As I type this text, I feel tears of bittersweet relief welling up, because what seemed impossible only a few years ago now seems like a possibility. My panic attacks have been gone for three years; they used to be on the verge of uncontrollable overwhelm on a daily basis with hyperventilation as its precursor. I can now feel the subtlest anxiety. Otherwise, I have none. My hypervigilance has become energy to act. The last nightmare I remember was more than a year ago. I still feel grief when I think about people lost on 9/11, but the sense of loss no longer appears out of nowhere. In the last several months, I still had fogginess from mental exhaustion that depleted only after a few hours of work. I also had trouble recalling words and names without pregnant pauses. But this past week, I had no mental fogginess even after working overtime, and I’ve been able to recall words and names as if I were 30 years old. I’m now 47. The 9/11 tragedies were nearly 17 years ago. Writing has become easier, too.
In 2013, I learned to be a Sensory Emotional Regulation specialist on the urging of Cedric Bertelli, Director of Tipi USA and founder of the nonprofit Tipi English World, a project to teach people how to regulate their own disruptive emotions. Tipi USA is an affiliate of Luc Nicon’s French research program, Tipi, or Technique d’identification sensorielle des peurs inconscientes. Cedric believed that I could heal from PTSD if I learned the ins and outs of the technique that he uses with clients and to teach people. The cost would be “less than seeing a psychotherapist,” he said. Not for me, actually, since I could see therapists through the World Trade Center health program funded through the Zadroga Act. But psychotherapists were taking a long time to help me see positive results. During my first year in psychotherapy, I became mentally disabled after realizing what having PTSD meant. It’s common for life to get harder after a PTSD diagnosis, because one learns the repercussions of the injury and senses the difficulty in recovery.
It has been four and a half years since becoming certified as a specialist. When I received my certification, I had no intention of becoming a professional at helping other people overcome emotional triggers. I just wanted my life back. To me that meant being an entrepreneur, hustling, working overtime because I loved what I did, and having multiple projects concurrently because I get bored otherwise. Before 9/11, I worked full-time in the evenings and was building an interior design business specializing in small space furniture design. I abandoned my business plan on September 12, 2001, but kept the DBA (Doing Business As license) switching to graphic and presentation design. Graphic design bores me, but it paid the bills.
Today, I am writing this blog, building a nonprofit startup, am enrolled in graduate school, and as of this week am building a Sensory Emotional Regulation practice. I happen to be on school break.
Before last week, I had still been struggling with memory and other mental issues, but wasn’t sure and still am not sure how I will do at an airport. In a post from 2015 I wrote, “I no longer cry when I’m at the airport.” Shortly after that post, I cried at an airport. Seeing if I feel grief at the airport to the point of streams of sobbing tears might be the final test.

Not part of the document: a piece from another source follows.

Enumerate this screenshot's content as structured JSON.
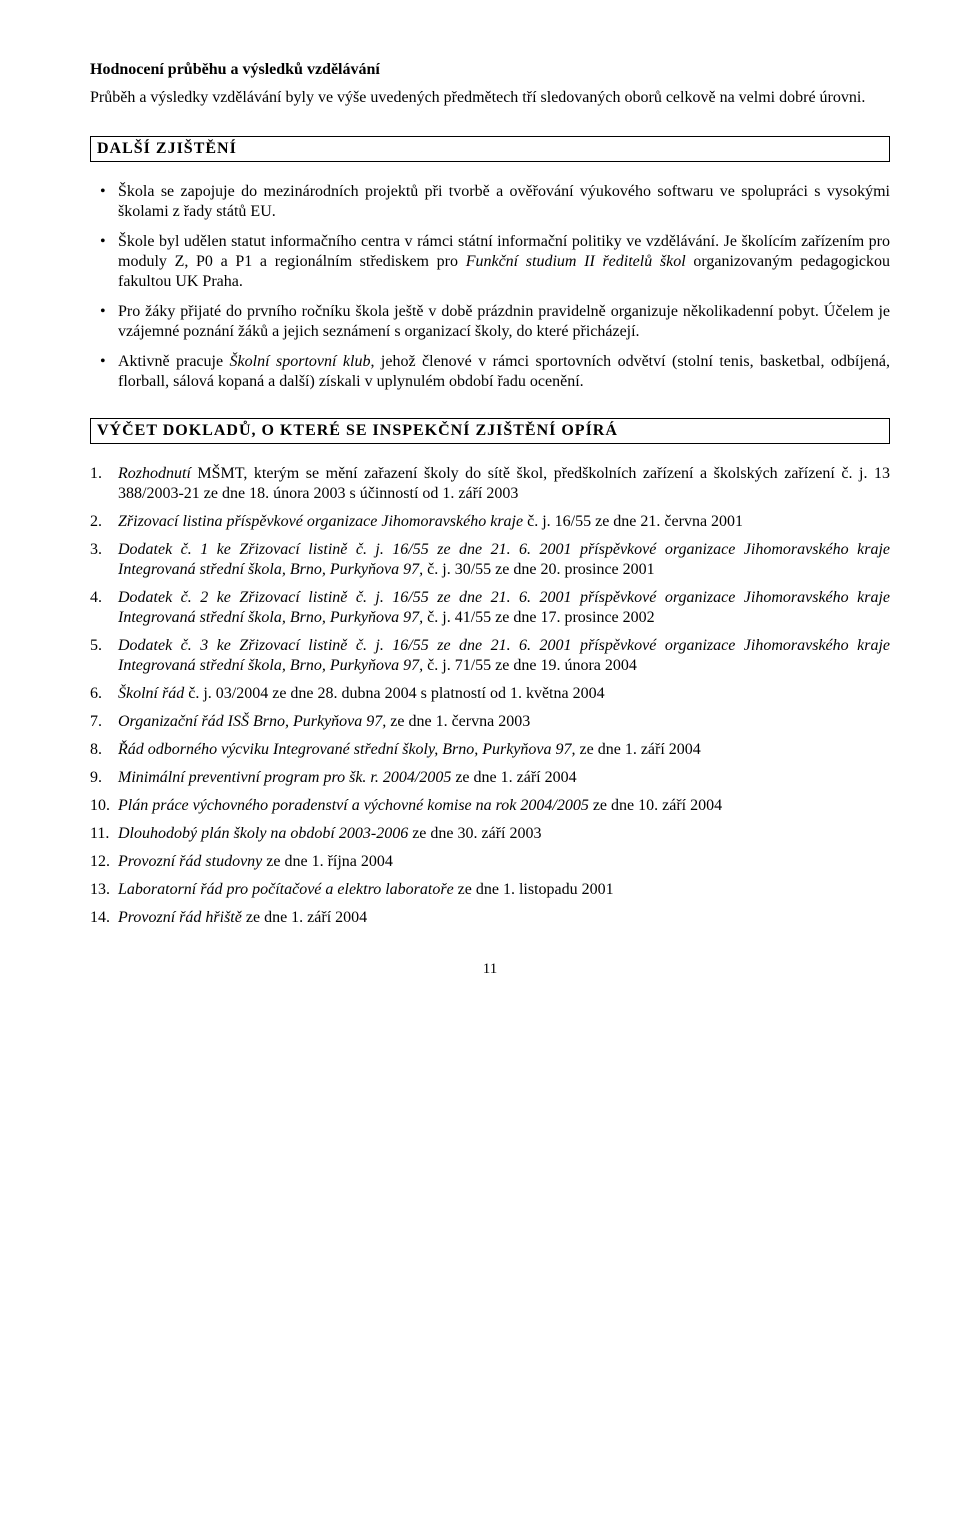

Last weekend, I extended my training and learned how to resolve physical ailments such as asthma, body discomfort including pain, and skin reactions. Incidentally, I’ve had asthma since 9/11. I haven’t worked on it yet, since it hasn’t been that bad, but I did work on some other ailments. Then, this week I had no mental fogginess even after completing my final semester paper, building a new website, and writing more than five articles. Is it connected?
I’m finally near the end of a very long tunnel. Thinking about where I am today, it’s hard to believe this journey is mine.